It’s All in the Timing
Part VI
Our “Documentation Review as a Habit” series rolls into Part VI with a discussion about capturing timing in the Patient Care Report’s (PCR’s) documentation.
Not only is there an importance placed on documenting the correct date and time of the incident, chronologically, but there is even more importance placed on the timing of the illness or injury in relation to normal versus abnormal life events and the very trigger for the activation of the EMS system for the EMS incident being recorded.
The relational factors have a direct impact on the ICD-10 diagnosis coding of the EMS incident which is where much of today’s discussion will land.
Date of Service
It seems like a “no-brainer” but you’d be surprised at the number of PCRs that arrive in our billing office with an incorrect Date of Service.
How does this happen?
Quite simply, a PCR with an incorrect Date of Service is probably a product of the author’s procrastination. The EMS incident occurs today but today has been busy. The EMS provider and author of the PCR ends his/her shift having not completed the PCR and returns tomorrow (or the next day…) and completes the PCR in the ePCR program.
However, because tomorrow is not the day of the incident guess who forgot to change the default date of the incident from today (which is “tomorrow) back to yesterday (which is the today of the incident.) Your billing office most likely does its pre-billing check and notices that the patient signed the authorization form and dated his signature with yesterday’s date but you turn in the PCR completed containing today’s date.
Other ways of picking up on incorrect dates of service also include a mis-match of dates on the hospital face sheet or differing dates between the Physicians Certification Statement (PCS) and the PCR.
Time of Day
Don’t miss the importance of documenting the correct chronology of the events that took place as part of your EMS incident in the PCR.
It is extremely important in both the QA/QI realm plus proving to insurance payers that the payment they are about to make is justified, to document the events that took place at what time and in relation to other events, treatments and interventions.
For operations, protocols are established on the “if this, then that” criteria. Following them may lead to the billing arena, especially when determining the level of service and the application of the correct HCPCS procedure code (Emergency, Non-Emergency, ALS, BLS, SCT, etc.)
Your Incident Described in Relevance
Where diagnosis coding is concerned, many incidents must be described by documenting timing intervals of the injury or ailment itself.
Here is a good lesson in the proper use of appropriate wording in the written narrative portion of your PCR.
As EMS providers we must use words that capture the patient as he/she describes his/her need to call for your help.
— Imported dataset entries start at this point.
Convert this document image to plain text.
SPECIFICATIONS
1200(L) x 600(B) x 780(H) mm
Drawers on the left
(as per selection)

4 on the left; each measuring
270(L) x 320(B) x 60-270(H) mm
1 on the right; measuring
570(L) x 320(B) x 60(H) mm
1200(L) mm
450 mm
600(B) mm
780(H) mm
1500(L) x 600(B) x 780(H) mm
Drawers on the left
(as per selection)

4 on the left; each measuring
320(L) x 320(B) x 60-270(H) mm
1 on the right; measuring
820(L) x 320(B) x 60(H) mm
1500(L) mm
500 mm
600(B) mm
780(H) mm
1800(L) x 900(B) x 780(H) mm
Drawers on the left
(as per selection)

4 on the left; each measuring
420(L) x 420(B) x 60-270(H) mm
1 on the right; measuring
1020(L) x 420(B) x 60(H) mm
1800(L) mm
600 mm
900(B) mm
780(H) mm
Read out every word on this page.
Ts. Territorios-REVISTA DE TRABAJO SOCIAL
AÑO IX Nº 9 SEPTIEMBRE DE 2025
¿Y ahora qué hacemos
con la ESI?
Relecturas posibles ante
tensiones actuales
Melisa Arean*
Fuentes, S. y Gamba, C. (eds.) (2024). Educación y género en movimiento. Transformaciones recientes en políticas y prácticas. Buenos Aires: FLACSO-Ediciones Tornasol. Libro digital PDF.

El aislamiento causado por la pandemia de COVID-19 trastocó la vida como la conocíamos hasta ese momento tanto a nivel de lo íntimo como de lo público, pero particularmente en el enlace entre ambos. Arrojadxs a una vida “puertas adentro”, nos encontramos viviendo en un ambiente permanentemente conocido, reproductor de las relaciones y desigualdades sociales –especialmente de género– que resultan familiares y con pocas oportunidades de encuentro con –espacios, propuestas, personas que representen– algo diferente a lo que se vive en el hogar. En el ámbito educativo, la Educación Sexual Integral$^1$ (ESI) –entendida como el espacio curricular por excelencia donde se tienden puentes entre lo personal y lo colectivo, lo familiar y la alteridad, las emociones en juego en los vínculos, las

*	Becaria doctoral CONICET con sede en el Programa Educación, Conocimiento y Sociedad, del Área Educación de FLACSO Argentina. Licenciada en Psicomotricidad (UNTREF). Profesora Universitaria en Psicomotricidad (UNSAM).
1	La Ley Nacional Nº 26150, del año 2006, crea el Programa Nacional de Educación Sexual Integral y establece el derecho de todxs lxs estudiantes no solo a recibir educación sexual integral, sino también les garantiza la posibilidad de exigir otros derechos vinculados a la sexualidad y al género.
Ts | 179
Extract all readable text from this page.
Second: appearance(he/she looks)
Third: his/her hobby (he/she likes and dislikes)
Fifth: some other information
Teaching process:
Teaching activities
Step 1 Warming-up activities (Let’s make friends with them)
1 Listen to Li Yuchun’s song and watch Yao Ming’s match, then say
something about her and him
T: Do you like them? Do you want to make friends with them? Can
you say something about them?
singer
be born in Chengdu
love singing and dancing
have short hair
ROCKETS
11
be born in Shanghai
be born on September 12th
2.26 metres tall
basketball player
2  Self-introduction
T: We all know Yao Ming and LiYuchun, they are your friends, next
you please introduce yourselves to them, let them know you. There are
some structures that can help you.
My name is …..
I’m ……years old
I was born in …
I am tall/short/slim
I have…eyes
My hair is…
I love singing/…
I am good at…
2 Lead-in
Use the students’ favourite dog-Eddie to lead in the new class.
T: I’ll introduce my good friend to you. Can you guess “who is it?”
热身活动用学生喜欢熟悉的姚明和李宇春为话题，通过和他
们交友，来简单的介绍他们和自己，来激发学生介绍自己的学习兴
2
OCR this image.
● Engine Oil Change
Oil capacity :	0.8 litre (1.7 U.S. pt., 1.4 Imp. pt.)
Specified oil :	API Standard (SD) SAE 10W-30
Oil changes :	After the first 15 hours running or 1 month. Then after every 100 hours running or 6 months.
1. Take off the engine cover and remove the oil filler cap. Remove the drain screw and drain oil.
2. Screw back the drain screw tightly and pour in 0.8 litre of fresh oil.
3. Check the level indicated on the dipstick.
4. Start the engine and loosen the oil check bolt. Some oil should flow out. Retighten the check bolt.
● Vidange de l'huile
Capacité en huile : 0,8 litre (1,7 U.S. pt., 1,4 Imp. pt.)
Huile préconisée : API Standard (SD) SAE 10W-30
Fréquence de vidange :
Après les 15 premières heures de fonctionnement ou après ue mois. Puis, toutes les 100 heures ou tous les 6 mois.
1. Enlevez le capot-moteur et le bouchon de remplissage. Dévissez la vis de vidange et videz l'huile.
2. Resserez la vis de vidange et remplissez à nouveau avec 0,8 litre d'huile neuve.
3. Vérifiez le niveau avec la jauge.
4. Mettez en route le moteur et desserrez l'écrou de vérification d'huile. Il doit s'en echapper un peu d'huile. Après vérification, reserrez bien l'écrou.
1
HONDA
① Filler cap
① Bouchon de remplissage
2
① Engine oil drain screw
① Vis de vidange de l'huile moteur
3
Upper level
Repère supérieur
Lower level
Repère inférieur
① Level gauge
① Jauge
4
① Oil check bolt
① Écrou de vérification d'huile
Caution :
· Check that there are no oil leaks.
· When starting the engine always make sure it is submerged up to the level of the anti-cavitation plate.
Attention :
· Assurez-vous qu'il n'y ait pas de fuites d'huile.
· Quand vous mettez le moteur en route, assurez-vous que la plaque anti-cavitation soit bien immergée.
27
We document that the medical emergency was a “sudden attack” or was a “flare-up” or “eruption” and can be a convulsion or a seizure that has “recurred.”
We label the incident as acute, chronic and we etch the treatment and transport scenario in time with relation to other previous and coming events as either post- or pre- .
Describe the patient’s need for ambulance services as regular or irregular. Patients will tell you that their pain is occasional, periodic, cyclical, rhythmic, “here and there” or “on and off.” Or, the patient may describe and you subsequently document the scenario to be constant, permanent, regular or continual.
All of these word combinations denote time in the sense of relevance and are important in assisting your EMS billing office in choosing the most appropriate ICD-10 diagnosis code to describe the EMS incident when billing to a payer source.
Final Word- An Example
We close with the example of the myocardial infarction (MI) which is one of the most common scenarios that EMS providers deal with almost daily.
Consider that an MI can be coded and reported by duration such as I21.3 (acute with stated duration of 4 weeks or less). There is a code for an MI that is “healed and old” (I25.2) and there is a code to capture when the patient dials 9-1-1 while experiencing distress following recent cardiac surgery (I97.190). Also applicable can be the “subsequent” MI (recurrent in nature) which applies the code I22.9.
Of course, this list is not all-inclusive but used to emphasize the point that time and relevance are extremely important in light of the coding decisions made by your billing office following the incident.